Other changes within the proposal are almost certain to run into trouble with the Strasbourg court. It proposes that immigrants due to be deported should be prevented from relying on certain rights, like the Article 8 right to a family and private life, in trying to overturn their deportation order, or that courts should not be able to overturn deportation orders unless they are ‘obviously flawed’. While these would meaningfully change the law, they would almost certainly be found to violate the ECHR by Strasbourg, with the UK’s international obligations – specifically, being a signatory to the European Convention on Human Rights – obliging it to remedy them.
Of course, as we are all too frequently reminded now, Parliament is sovereign, and if it decides not to respond to such a judgment, there is no way in domestic law that it can be forced to. Despite this, the government still wants to make clear that Parliament ‘has the last word on how to respond to adverse rulings’. It suggests a ‘democratic shield’, with its proposed legislative clause providing that ‘judgments of the European Court of Human Rights…cannot affect the right of Parliament to legislate, or otherwise affect the constitutional principle of parliamentary sovereignty’. This is nothing but unnecessary posturing, impressing only the ignorant, who will see it is ‘Parliament standing up to Europe’.

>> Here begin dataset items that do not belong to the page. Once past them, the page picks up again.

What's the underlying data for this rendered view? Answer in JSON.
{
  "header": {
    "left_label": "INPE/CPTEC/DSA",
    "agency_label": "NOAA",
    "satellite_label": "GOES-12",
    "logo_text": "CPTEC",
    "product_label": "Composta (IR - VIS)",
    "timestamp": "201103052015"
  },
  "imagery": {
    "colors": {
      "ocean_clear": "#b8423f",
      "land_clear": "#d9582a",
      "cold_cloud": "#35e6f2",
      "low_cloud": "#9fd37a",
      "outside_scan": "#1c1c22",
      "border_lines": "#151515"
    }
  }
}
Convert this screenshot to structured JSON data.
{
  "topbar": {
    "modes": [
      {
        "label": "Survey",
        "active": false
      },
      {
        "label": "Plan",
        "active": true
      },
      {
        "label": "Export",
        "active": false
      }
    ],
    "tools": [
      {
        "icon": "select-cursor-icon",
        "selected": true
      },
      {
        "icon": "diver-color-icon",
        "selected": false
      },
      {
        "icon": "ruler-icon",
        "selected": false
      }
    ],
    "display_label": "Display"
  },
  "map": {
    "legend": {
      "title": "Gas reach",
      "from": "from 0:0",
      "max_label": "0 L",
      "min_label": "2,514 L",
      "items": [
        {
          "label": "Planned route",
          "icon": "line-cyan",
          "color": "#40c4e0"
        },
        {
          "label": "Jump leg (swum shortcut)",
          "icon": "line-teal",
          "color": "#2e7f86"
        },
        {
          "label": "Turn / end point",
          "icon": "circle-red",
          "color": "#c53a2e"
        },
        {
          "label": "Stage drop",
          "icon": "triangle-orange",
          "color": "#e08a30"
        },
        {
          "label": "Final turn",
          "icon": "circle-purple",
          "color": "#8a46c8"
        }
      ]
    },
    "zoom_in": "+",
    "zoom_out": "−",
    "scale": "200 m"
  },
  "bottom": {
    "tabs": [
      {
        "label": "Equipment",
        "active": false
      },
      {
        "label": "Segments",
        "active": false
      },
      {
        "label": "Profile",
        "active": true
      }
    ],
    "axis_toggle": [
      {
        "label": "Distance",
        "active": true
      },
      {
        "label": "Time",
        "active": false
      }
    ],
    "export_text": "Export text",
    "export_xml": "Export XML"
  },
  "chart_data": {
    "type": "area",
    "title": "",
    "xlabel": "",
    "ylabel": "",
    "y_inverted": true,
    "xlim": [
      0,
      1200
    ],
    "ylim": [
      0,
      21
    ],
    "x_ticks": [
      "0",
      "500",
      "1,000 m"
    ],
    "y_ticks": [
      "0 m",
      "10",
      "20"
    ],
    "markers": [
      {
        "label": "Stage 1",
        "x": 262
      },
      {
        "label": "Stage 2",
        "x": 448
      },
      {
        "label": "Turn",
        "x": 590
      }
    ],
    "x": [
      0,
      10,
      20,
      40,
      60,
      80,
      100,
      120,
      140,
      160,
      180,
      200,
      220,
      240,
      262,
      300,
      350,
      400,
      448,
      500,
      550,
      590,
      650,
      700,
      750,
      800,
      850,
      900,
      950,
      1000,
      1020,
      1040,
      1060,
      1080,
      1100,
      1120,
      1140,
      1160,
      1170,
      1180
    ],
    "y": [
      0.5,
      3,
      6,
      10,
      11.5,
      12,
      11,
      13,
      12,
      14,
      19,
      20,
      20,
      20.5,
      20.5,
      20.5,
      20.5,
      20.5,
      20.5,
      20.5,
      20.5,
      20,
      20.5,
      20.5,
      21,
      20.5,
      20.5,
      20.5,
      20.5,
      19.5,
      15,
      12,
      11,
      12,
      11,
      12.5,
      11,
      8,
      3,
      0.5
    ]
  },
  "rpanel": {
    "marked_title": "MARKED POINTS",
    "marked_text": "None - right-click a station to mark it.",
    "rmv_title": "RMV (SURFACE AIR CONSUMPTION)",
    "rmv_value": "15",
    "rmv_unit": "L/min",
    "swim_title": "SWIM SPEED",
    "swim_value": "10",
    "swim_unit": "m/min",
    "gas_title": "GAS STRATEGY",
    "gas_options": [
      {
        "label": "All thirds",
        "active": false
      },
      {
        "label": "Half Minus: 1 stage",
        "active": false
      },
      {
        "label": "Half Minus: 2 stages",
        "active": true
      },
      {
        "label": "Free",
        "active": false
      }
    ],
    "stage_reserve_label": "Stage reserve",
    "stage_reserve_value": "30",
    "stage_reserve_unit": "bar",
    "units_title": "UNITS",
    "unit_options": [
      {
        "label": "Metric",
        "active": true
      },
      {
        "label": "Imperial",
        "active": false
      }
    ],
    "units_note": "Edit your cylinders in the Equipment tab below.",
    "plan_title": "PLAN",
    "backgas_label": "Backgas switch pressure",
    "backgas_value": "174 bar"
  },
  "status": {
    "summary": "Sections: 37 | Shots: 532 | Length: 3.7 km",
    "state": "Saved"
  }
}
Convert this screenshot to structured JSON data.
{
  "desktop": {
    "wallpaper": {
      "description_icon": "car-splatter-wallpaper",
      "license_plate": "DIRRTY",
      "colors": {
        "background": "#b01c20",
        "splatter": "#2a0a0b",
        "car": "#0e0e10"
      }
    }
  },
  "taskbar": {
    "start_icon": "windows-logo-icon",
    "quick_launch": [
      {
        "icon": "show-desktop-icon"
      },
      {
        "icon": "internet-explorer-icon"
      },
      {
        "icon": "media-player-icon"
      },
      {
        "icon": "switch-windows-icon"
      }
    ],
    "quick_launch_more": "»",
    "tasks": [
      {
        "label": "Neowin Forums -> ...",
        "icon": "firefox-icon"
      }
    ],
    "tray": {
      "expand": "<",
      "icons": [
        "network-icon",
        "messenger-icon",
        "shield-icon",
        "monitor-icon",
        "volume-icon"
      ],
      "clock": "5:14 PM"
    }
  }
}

Ultimately, the government is limited in what it can do to human rights as it will not withdraw from the ECHR. This is one thing to the government’s credit – of the European states, only totalitarian Belarus is outside – but rather than acknowledge the good that the ECHR does, and properly educate the public, Johnson and his Cabinet would prefer to stoke the UK population’s latent Euroscepticism once more. Beyond the rhetoric, there is little tangible here, with even some of the court reforms, like the explicit recognition that the Supreme Court does not have to follow the judgments of the ECtHR, just recognising current practice, albeit with overblown language. It is the government trying to write British exceptionalism onto the statute books, nothing more. With any luck, this pointless consultation will be quickly kicked into the long grass. If it does, we should hope it stays there.